Clarithromycin may cause serious adverse events when taken with certain statins

Clarithromycin may cause serious adverse events when taken with rosuvastatin, pravastatin, or fluvastatin, according to a new study.

Researchers used large health care databases to determine whether increased frequency of adverse events was seen when clarithromycin, which inhibits cytochrome P450 3A4 (CYP3A4), was taken with a statin that CYP3A4 does not metabolize. Included patients were from a population-based cohort who were taking rosuvastatin, pravastatin, or fluvastatin and received a new prescription of clarithromycin or azithromycin between 2002 and 2013. Because azithromycin does not inhibit CYP3A4, patients prescribed this drug served as the control group. The study's primary outcomes, all in 30 days after co-prescription, were hospital admission for rhabdomyolysis, acute kidney injury, or hyperkalemia, all based on diagnostic codes, and all-cause mortality. The study results were published early online Dec. 22 by CMAJ.

Overall, 104,041 people were included in the study, 51,523 in the clarithromycin group and 52,518 in the azithromycin group. Seventy-six percent of patients were prescribed rosuvastatin (76%), 21% were prescribed pravastatin, and 3% were prescribed fluvastatin. The median dosage of clarithromycin and azithromycin was 1,000 mg/d for 10 days and 300 mg/d for 5 days, respectively. Patients who were prescribed both clarithromycin and 1 of the 3 studied statins had a higher risk of hospital admission with acute kidney injury (adjusted relative risk, 1.65; 95% CI, 1.31. to 2.09) and hyperkalemia (adjusted relative risk, 2.17; 95% CI, 1.22 to 3.86), as well as all-cause mortality (adjusted relative risk, 1.43; 95% CI, 1.15 to 1.76), compared with patients in the control group. No statistically significant increase in relative risk was seen for hospital admission with rhabdomyolysis (adjusted relative risk, 2.27; 95% CI, 0.86 to 5.96).

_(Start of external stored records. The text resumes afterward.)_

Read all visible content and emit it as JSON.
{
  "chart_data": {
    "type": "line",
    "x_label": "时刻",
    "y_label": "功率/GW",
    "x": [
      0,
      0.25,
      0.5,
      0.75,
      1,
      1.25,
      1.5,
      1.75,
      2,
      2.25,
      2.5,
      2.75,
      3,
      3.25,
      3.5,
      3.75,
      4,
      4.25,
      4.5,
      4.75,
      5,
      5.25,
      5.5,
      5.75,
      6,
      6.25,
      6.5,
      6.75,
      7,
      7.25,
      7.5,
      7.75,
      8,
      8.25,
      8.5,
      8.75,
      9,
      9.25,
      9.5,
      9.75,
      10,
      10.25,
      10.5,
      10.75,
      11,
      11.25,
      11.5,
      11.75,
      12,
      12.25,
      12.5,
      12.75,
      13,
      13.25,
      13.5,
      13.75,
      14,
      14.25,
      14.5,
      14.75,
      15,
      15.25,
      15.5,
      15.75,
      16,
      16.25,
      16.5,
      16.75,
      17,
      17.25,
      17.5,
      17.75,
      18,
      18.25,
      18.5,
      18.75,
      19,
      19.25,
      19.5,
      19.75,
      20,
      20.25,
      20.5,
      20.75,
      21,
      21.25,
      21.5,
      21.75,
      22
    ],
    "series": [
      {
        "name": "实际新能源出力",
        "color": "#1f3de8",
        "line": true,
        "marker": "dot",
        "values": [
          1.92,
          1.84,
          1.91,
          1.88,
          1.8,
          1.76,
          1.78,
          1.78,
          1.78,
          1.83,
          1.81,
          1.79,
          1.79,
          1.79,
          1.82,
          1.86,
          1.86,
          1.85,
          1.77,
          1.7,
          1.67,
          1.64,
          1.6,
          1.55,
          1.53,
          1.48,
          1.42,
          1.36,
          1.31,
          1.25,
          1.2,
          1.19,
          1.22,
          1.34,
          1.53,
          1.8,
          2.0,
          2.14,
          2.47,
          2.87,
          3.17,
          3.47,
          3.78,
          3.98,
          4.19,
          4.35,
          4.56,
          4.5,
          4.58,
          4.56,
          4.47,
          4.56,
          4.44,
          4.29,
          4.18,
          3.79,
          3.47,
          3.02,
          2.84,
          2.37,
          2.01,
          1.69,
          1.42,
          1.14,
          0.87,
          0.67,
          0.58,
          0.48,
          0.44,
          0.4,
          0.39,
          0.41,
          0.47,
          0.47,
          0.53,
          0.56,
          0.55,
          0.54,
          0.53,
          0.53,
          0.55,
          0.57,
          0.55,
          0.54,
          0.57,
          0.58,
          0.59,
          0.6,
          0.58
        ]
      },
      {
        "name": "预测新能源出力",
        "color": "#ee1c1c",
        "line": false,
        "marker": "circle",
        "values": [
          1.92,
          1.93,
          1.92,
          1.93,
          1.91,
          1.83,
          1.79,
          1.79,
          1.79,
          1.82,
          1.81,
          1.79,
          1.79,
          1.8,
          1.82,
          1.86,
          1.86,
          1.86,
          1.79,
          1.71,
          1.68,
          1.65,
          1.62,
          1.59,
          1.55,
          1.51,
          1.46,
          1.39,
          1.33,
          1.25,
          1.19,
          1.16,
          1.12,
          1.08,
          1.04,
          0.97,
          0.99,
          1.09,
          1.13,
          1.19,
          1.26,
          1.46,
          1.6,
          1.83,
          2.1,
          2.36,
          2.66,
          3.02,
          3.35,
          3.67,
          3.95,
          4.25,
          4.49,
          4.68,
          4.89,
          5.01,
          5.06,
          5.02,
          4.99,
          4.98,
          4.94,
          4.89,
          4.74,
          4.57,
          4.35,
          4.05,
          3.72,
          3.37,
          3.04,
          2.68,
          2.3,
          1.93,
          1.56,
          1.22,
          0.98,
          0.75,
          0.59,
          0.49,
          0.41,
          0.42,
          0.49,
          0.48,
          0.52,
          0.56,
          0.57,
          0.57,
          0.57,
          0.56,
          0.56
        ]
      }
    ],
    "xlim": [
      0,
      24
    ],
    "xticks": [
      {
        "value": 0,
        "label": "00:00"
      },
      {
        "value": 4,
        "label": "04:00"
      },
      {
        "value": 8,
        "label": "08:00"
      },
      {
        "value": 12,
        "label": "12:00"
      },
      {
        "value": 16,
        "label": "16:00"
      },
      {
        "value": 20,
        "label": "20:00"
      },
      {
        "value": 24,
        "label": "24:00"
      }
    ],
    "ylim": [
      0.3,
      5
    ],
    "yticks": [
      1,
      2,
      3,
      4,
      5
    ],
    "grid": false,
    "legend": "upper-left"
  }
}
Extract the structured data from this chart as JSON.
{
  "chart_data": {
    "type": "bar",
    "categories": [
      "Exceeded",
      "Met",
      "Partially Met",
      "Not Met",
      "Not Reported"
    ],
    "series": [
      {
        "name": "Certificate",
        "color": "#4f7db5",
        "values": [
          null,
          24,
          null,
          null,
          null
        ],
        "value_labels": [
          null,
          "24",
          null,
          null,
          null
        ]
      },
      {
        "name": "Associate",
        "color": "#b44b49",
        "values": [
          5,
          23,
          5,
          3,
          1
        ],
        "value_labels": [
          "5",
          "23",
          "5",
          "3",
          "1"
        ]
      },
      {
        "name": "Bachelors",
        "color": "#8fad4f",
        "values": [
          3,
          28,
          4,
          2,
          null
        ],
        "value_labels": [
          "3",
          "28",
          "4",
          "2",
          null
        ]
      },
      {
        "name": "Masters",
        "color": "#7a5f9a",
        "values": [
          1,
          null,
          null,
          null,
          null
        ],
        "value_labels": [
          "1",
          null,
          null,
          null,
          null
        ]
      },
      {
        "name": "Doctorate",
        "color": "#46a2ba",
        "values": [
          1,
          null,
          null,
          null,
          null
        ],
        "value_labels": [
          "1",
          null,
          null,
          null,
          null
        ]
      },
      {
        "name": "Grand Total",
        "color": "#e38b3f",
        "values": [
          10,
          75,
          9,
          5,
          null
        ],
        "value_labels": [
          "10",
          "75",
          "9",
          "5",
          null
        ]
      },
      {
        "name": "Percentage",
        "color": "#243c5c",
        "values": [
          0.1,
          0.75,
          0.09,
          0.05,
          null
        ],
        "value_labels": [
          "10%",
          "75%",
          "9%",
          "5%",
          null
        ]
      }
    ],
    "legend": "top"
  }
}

The authors noted that the absolute risk increase for each of the primary outcomes was small. In addition, they pointed out that their findings may not have been causal, that some confounding variables may not have been measured, and that their results apply only to older adults. However, they concluded that the combination of clarithromycin and a statin that is not metabolized by CYP3A4 is associated with a modest increase in deaths and hospital admissions due to adverse events. “Although the US FDA recommends the use of non-CYP34-metabolized statins as a safer alternative when taken concurrently with CYP3A4 inhibitors, our findings indicate that unintended adverse events may still occur, possibly because of additional mechanisms of drug interactions independent of the CYP3A4 pathway,” the authors wrote. “To prevent toxicity, the use of azithromycin or another antibiotic that does not interact with statins can be considered.”